The dam of submerged pain burst and I found myself plunged into the well of grief in my own heart.  I hadn’t realized that I had not felt safe enough to feel it fully, yet the connection with my yoga brother reminding me of my own brother and the guided meditation of following the arch of grief to the connection with the one lost, did its magic.  I found that I was indeed still connected to my brother and I could feel his presence at the other end of the golden thread, quietly there, alive and well just beyond the veil of this world and the next.   All the teachings that I had been practicing and believing but not necessarily experiencing became instantly alive.  I KNEW that life truly was eternal and that it is utterly possible to connect with our loved ones in the world beyond ours.  This was the gift that my brother had intended for our whole family and me in his early departure from our lives. 

The second gift came in the form of a teaching that became the foundation for my professional life for the past forty years. 

I had the great privilege of being in the presence of an awakened yoga master only seven years after the life shattering loss that has set me on my searching path at fifteen years old.

  The message we received was this:  “Every single experience in life is integratable.    We are made of intelligent life force and when we create a supportive container of witnessing, breathing and being with the inner experience as it is occurring, the wisdom of our life force is designed to bring that experience to resolution.  When our triggered sensations, feelings and thoughts are resolved, we make a quantum shift into a state of wholeness, peace, wisdom and well being.”
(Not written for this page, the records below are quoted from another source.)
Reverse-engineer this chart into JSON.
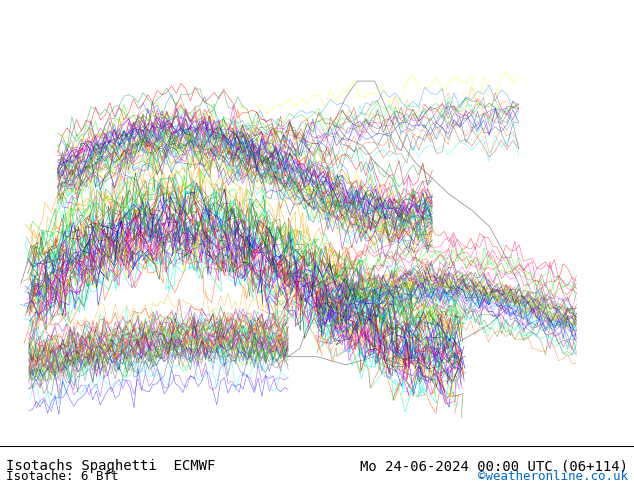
{
  "title_left": "Isotachs Spaghetti  ECMWF",
  "title_right": "Mo 24-06-2024 00:00 UTC (06+114)",
  "subtitle_left": "Isotache: 6 Bft",
  "subtitle_right": "©weatheronline.co.uk",
  "subtitle_right_color": "#0066cc",
  "background_map_color": "#c8e6c8",
  "land_color": "#c8e6c8",
  "sea_color": "#ffffff",
  "coast_color": "#888888",
  "bottom_bar_color": "#000000",
  "bottom_bg": "#e8e8e8",
  "font_size_title": 10,
  "font_size_subtitle": 9,
  "spaghetti_colors": [
    "#ff0000",
    "#ff6600",
    "#ffaa00",
    "#ffff00",
    "#00ff00",
    "#00ffaa",
    "#00ffff",
    "#0088ff",
    "#0000ff",
    "#8800ff",
    "#ff00ff",
    "#ff0088",
    "#888888",
    "#444444",
    "#00aa44",
    "#aa4400",
    "#004488",
    "#880044",
    "#448800",
    "#004400"
  ],
  "figsize": [
    6.34,
    4.9
  ],
  "dpi": 100
}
As we learn to “ride the wave” of our inner experiences we are not only guided to healing and resolution but shifted into our unity consciousness.  From this state of being we are capable of living conscious, empowered, loving lives of truth and joy.

I resonated so strongly with this message that I was inspired to co create a breath based practice that I now call Touch of Grace, and have facilitated hundreds of people in being able to resolve their grief, integrate their traumas and lead beautiful, fulfilling lives. 

And so I am now able to say to my beloved brother:  “Thank you for the gift of your life and your death.”   You were truly my first spiritual teacher and my entire life and life purpose have been shaped and guided by the profound power of grief and awakening that it brings.  When we allow grief to break our hearts open and then learn to trust in the innate power we hold to resolve and heal the impossible pain of loss, we are able to also receive the treasure of connection that never ever dies and lasts through eternity.